I have a spring batch job which reads from a db then outputs to a multiple csv's. Inside my db I have a special column named divisionId. A CSV file should exist for every distinct value of divisionId. I split out the data using a ClassifierCompositeItemWriter.
At the moment I have an ItemWriter bean defined for every distinct value of divisionId.

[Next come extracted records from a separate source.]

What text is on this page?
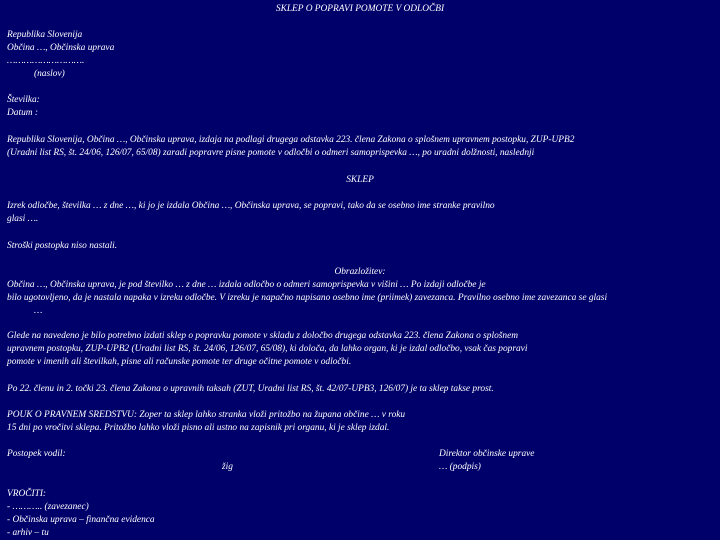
SKLEP O POPRAVI POMOTE V ODLOČBI
Republika Slovenija
Občina …, Občinska uprava
……………………….
(naslov)
Številka:
Datum :
Republika Slovenija, Občina …, Občinska uprava, izdaja na podlagi drugega odstavka 223. člena Zakona o splošnem upravnem postopku, ZUP-UPB2
(Uradni list RS, št. 24/06, 126/07, 65/08) zaradi popravre pisne pomote v odločbi o odmeri samoprispevka …, po uradni dolžnosti, naslednji
SKLEP
Izrek odločbe, številka … z dne …, ki jo je izdala Občina …, Občinska uprava, se popravi, tako da se osebno ime stranke pravilno
glasi ….
Stroški postopka niso nastali.
Obrazložitev:
Občina …, Občinska uprava, je pod številko … z dne … izdala odločbo o odmeri samoprispevka v višini … Po izdaji odločbe je
bilo ugotovljeno, da je nastala napaka v izreku odločbe. V izreku je napačno napisano osebno ime (priimek) zavezanca. Pravilno osebno ime zavezanca se glasi
…
Glede na navedeno je bilo potrebno izdati sklep o popravku pomote v skladu z določbo drugega odstavka 223. člena Zakona o splošnem
upravnem postopku, ZUP-UPB2 (Uradni list RS, št. 24/06, 126/07, 65/08), ki določa, da lahko organ, ki je izdal odločbo, vsak čas popravi
pomote v imenih ali številkah, pisne ali računske pomote ter druge očitne pomote v odločbi.
Po 22. členu in 2. točki 23. člena Zakona o upravnih taksah (ZUT, Uradni list RS, št. 42/07-UPB3, 126/07) je ta sklep takse prost.
POUK O PRAVNEM SREDSTVU: Zoper ta sklep lahko stranka vloži pritožbo na župana občine … v roku
15 dni po vročitvi sklepa. Pritožbo lahko vloži pisno ali ustno na zapisnik pri organu, ki je sklep izdal.
Postopek vodil:
žig
Direktor občinske uprave
… (podpis)
VROČITI:
- ……….. (zavezanec)
- Občinska uprava – finančna evidenca
- arhiv – tu
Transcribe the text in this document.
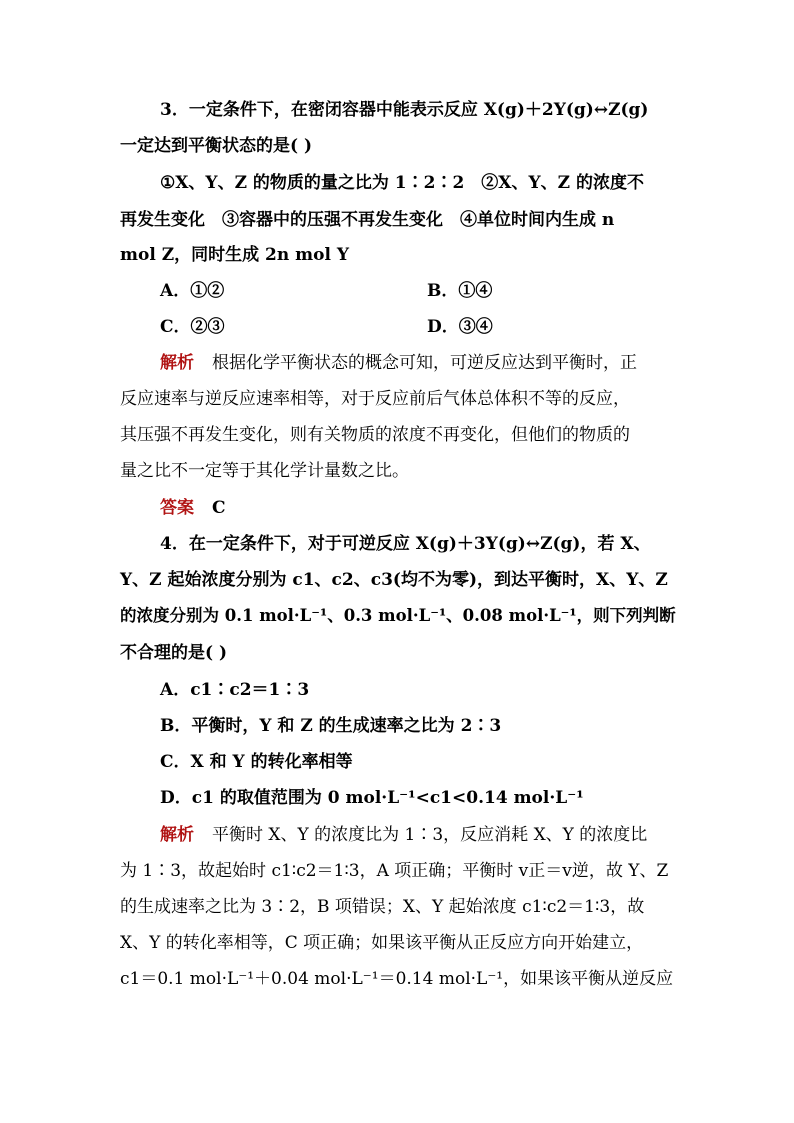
3．一定条件下，在密闭容器中能表示反应 X(g)＋2Y(g)↔Z(g)
一定达到平衡状态的是( )
①X、Y、Z 的物质的量之比为 1∶2∶2　②X、Y、Z 的浓度不
再发生变化　③容器中的压强不再发生变化　④单位时间内生成 n
mol Z，同时生成 2n mol Y
A．①②	B．①④
C．②③	D．③④
解析 根据化学平衡状态的概念可知，可逆反应达到平衡时，正
反应速率与逆反应速率相等，对于反应前后气体总体积不等的反应，
其压强不再发生变化，则有关物质的浓度不再变化，但他们的物质的
量之比不一定等于其化学计量数之比。
答案 C
4．在一定条件下，对于可逆反应 X(g)＋3Y(g)↔Z(g)，若 X、
Y、Z 起始浓度分别为 c1、c2、c3(均不为零)，到达平衡时，X、Y、Z
的浓度分别为 0.1 mol·L⁻¹、0.3 mol·L⁻¹、0.08 mol·L⁻¹，则下列判断
不合理的是( )
A．c1∶c2＝1∶3
B．平衡时，Y 和 Z 的生成速率之比为 2∶3
C．X 和 Y 的转化率相等
D．c1 的取值范围为 0 mol·L⁻¹<c1<0.14 mol·L⁻¹
解析 平衡时 X、Y 的浓度比为 1∶3，反应消耗 X、Y 的浓度比
为 1∶3，故起始时 c1∶c2＝1∶3，A 项正确；平衡时 v正＝v逆，故 Y、Z
的生成速率之比为 3∶2，B 项错误；X、Y 起始浓度 c1∶c2＝1∶3，故
X、Y 的转化率相等，C 项正确；如果该平衡从正反应方向开始建立，
c1＝0.1 mol·L⁻¹＋0.04 mol·L⁻¹＝0.14 mol·L⁻¹，如果该平衡从逆反应
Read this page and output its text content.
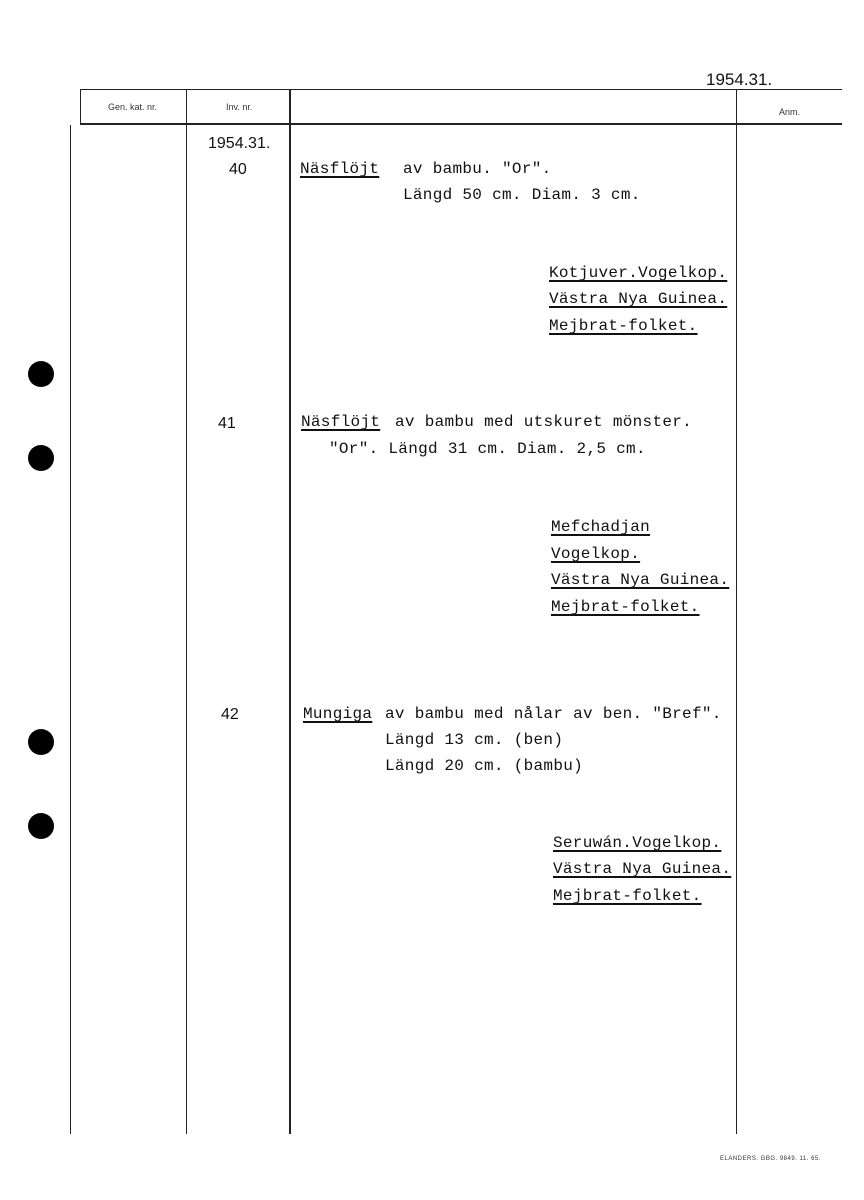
1954.31.
Gen. kat. nr.	Inv. nr.	Anm.
1954.31.
40	Näsflöjt av bambu. "Or".
Längd 50 cm. Diam. 3 cm.
Kotjuver.Vogelkop.
Västra Nya Guinea.
Mejbrat-folket.
41	Näsflöjt av bambu med utskuret mönster.
"Or". Längd 31 cm. Diam. 2,5 cm.
Mefchadjan
Vogelkop.
Västra Nya Guinea.
Mejbrat-folket.
42	Mungiga av bambu med nålar av ben. "Bref".
Längd 13 cm. (ben)
Längd 20 cm. (bambu)
Seruwán.Vogelkop.
Västra Nya Guinea.
Mejbrat-folket.
ELANDERS. GBG. 9849. 11. 65.
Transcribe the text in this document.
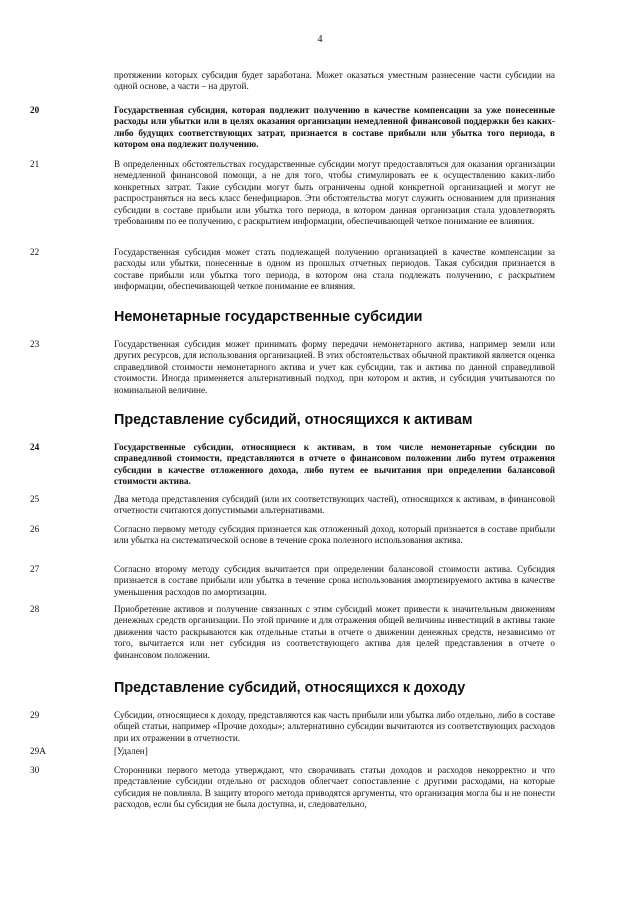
4
протяжении которых субсидия будет заработана. Может оказаться уместным разнесение части субсидии на одной основе, а части – на другой.
20	Государственная субсидия, которая подлежит получению в качестве компенсации за уже понесенные расходы или убытки или в целях оказания организации немедленной финансовой поддержки без каких-либо будущих соответствующих затрат, признается в составе прибыли или убытка того периода, в котором она подлежит получению.
21	В определенных обстоятельствах государственные субсидии могут предоставляться для оказания организации немедленной финансовой помощи, а не для того, чтобы стимулировать ее к осуществлению каких-либо конкретных затрат. Такие субсидии могут быть ограничены одной конкретной организацией и могут не распространяться на весь класс бенефициаров. Эти обстоятельства могут служить основанием для признания субсидии в составе прибыли или убытка того периода, в котором данная организация стала удовлетворять требованиям по ее получению, с раскрытием информации, обеспечивающей четкое понимание ее влияния.
22	Государственная субсидия может стать подлежащей получению организацией в качестве компенсации за расходы или убытки, понесенные в одном из прошлых отчетных периодов. Такая субсидия признается в составе прибыли или убытка того периода, в котором она стала подлежать получению, с раскрытием информации, обеспечивающей четкое понимание ее влияния.
Немонетарные государственные субсидии
23	Государственная субсидия может принимать форму передачи немонетарного актива, например земли или других ресурсов, для использования организацией. В этих обстоятельствах обычной практикой является оценка справедливой стоимости немонетарного актива и учет как субсидии, так и актива по данной справедливой стоимости. Иногда применяется альтернативный подход, при котором и актив, и субсидия учитываются по номинальной величине.
Представление субсидий, относящихся к активам
24	Государственные субсидии, относящиеся к активам, в том числе немонетарные субсидии по справедливой стоимости, представляются в отчете о финансовом положении либо путем отражения субсидии в качестве отложенного дохода, либо путем ее вычитания при определении балансовой стоимости актива.
25	Два метода представления субсидий (или их соответствующих частей), относящихся к активам, в финансовой отчетности считаются допустимыми альтернативами.
26	Согласно первому методу субсидия признается как отложенный доход, который признается в составе прибыли или убытка на систематической основе в течение срока полезного использования актива.
27	Согласно второму методу субсидия вычитается при определении балансовой стоимости актива. Субсидия признается в составе прибыли или убытка в течение срока использования амортизируемого актива в качестве уменьшения расходов по амортизации.
28	Приобретение активов и получение связанных с этим субсидий может привести к значительным движениям денежных средств организации. По этой причине и для отражения общей величины инвестиций в активы такие движения часто раскрываются как отдельные статьи в отчете о движении денежных средств, независимо от того, вычитается или нет субсидия из соответствующего актива для целей представления в отчете о финансовом положении.
Представление субсидий, относящихся к доходу
29	Субсидии, относящиеся к доходу, представляются как часть прибыли или убытка либо отдельно, либо в составе общей статьи, например «Прочие доходы»; альтернативно субсидии вычитаются из соответствующих расходов при их отражении в отчетности.
29A	[Удален]
30	Сторонники первого метода утверждают, что сворачивать статьи доходов и расходов некорректно и что представление субсидии отдельно от расходов облегчает сопоставление с другими расходами, на которые субсидия не повлияла. В защиту второго метода приводятся аргументы, что организация могла бы и не понести расходов, если бы субсидия не была доступна, и, следовательно,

The beans are the same, it's only the file name that is different.
How can I change the configuration below to create a file with the divisionId automatically pre-pended to the file name without having to register a new ItemWriter for each divisionId?
I've been playing around with #JobScope and #StepScope annotations but can't get it right.
Thanks in advance.
#Bean
public Step readStgDbAndExportMasterListStep() {
return commonJobConfig.stepBuilderFactory
.get("readStgDbAndExportMasterListStep")
.<MasterList,MasterList>chunk(commonJobConfig.chunkSize)
.reader(commonJobConfig.queryStagingDbReader())
.processor(masterListOutputProcessor())
.writer(masterListFileWriter())
.stream((ItemStream) divisionMasterListFileWriter45())
.stream((ItemStream) divisionMasterListFileWriter90())
.build();
}
#Bean
public ItemWriter<MasterList> masterListFileWriter() {
BackToBackPatternClassifier classifier = new BackToBackPatternClassifier();
classifier.setRouterDelegate(new DivisionClassifier());
classifier.setMatcherMap(new HashMap<String, ItemWriter<? extends MasterList>>() {{
put("45", divisionMasterListFileWriter45());
put("90", divisionMasterListFileWriter90());
}});
ClassifierCompositeItemWriter<MasterList> writer = new ClassifierCompositeItemWriter<MasterList>();
writer.setClassifier(classifier);
return writer;
}
#Bean
public ItemWriter<MasterList> divisionMasterListFileWriter45() {
FlatFileItemWriter<MasterList> writer = new FlatFileItemWriter<>();
writer.setResource(new FileSystemResource(new File(commonJobConfig.outDir, "45_masterList" + "" + ".csv")));
writer.setHeaderCallback(masterListFlatFileHeaderCallback());
writer.setLineAggregator(masterListFormatterLineAggregator());
return writer;
}
#Bean
public ItemWriter<MasterList> divisionMasterListFileWriter90() {
FlatFileItemWriter<MasterList> writer = new FlatFileItemWriter<>();
writer.setResource(new FileSystemResource(new File(commonJobConfig.outDir, "90_masterList" + "" + ".csv")));
writer.setHeaderCallback(masterListFlatFileHeaderCallback());
writer.setLineAggregator(masterListFormatterLineAggregator());
return writer;
}
I came up with a pretty complex way of doing this. I followed a tutorial at https://github.com/langmi/spring-batch-examples/wiki/Rename-Files.
The premise is to use the step execution context to place the file name in it.